The White House meeting proved a catalyst, and since then the normalisation process has picked up pace. In January, the U.S. and Armenia rolled out a framework agreement for the Trump Route. Vance’s visit, meanwhile, offers the most visible signal yet that Washington is committed to seeing the peace process through to the end.
That said, little new about the Trump Route was announced during Vance’s visit, which was instead dominated by side deals: U.S. nuclear power plants, surveillance drones, and AI data centres for Armenia; patrol boats for Azerbaijan. But beyond the specifics, the significance of the visit lay in its symbolism. President Ilham Aliyev of Azerbaijan told Vance: “the level of our relations is higher than ever”.

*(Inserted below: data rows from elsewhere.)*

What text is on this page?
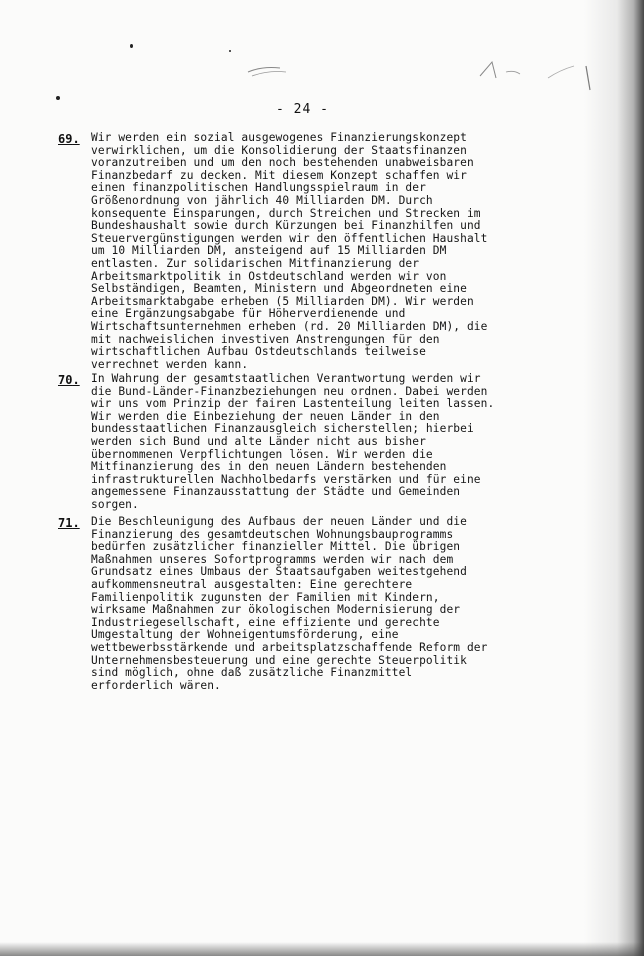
- 24 -
69. Wir werden ein sozial ausgewogenes Finanzierungskonzept
verwirklichen, um die Konsolidierung der Staatsfinanzen
voranzutreiben und um den noch bestehenden unabweisbaren
Finanzbedarf zu decken. Mit diesem Konzept schaffen wir
einen finanzpolitischen Handlungsspielraum in der
Größenordnung von jährlich 40 Milliarden DM. Durch
konsequente Einsparungen, durch Streichen und Strecken im
Bundeshaushalt sowie durch Kürzungen bei Finanzhilfen und
Steuervergünstigungen werden wir den öffentlichen Haushalt
um 10 Milliarden DM, ansteigend auf 15 Milliarden DM
entlasten. Zur solidarischen Mitfinanzierung der
Arbeitsmarktpolitik in Ostdeutschland werden wir von
Selbständigen, Beamten, Ministern und Abgeordneten eine
Arbeitsmarktabgabe erheben (5 Milliarden DM). Wir werden
eine Ergänzungsabgabe für Höherverdienende und
Wirtschaftsunternehmen erheben (rd. 20 Milliarden DM), die
mit nachweislichen investiven Anstrengungen für den
wirtschaftlichen Aufbau Ostdeutschlands teilweise
verrechnet werden kann.
70. In Wahrung der gesamtstaatlichen Verantwortung werden wir
die Bund-Länder-Finanzbeziehungen neu ordnen. Dabei werden
wir uns vom Prinzip der fairen Lastenteilung leiten lassen.
Wir werden die Einbeziehung der neuen Länder in den
bundesstaatlichen Finanzausgleich sicherstellen; hierbei
werden sich Bund und alte Länder nicht aus bisher
übernommenen Verpflichtungen lösen. Wir werden die
Mitfinanzierung des in den neuen Ländern bestehenden
infrastrukturellen Nachholbedarfs verstärken und für eine
angemessene Finanzausstattung der Städte und Gemeinden
sorgen.
71. Die Beschleunigung des Aufbaus der neuen Länder und die
Finanzierung des gesamtdeutschen Wohnungsbauprogramms
bedürfen zusätzlicher finanzieller Mittel. Die übrigen
Maßnahmen unseres Sofortprogramms werden wir nach dem
Grundsatz eines Umbaus der Staatsaufgaben weitestgehend
aufkommensneutral ausgestalten: Eine gerechtere
Familienpolitik zugunsten der Familien mit Kindern,
wirksame Maßnahmen zur ökologischen Modernisierung der
Industriegesellschaft, eine effiziente und gerechte
Umgestaltung der Wohneigentumsförderung, eine
wettbewerbsstärkende und arbeitsplatzschaffende Reform der
Unternehmensbesteuerung und eine gerechte Steuerpolitik
sind möglich, ohne daß zusätzliche Finanzmittel
erforderlich wären.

Does this mean the U.S. is a big player now in Armenia and Azerbaijan? There are worries in Russia – the Caucasus’s traditional hegemon – that that is the case. Russia’s war in Ukraine has sapped its resources in the region, and Moscow has suffered a number of tactical setbacks, of which the U.S. lead on the “Trump Route” is only the latest. One Russian newspaper reported that Vance’s visit occasioned “disappointment, annoyance, and a sense of helplessness” in Moscow. But while U.S. involvement in the region has deepened, it is not broad. Washington has otherwise largely been ignoring the Caucasus, and shows little interest in confronting Russia or staking a strong claim across the region.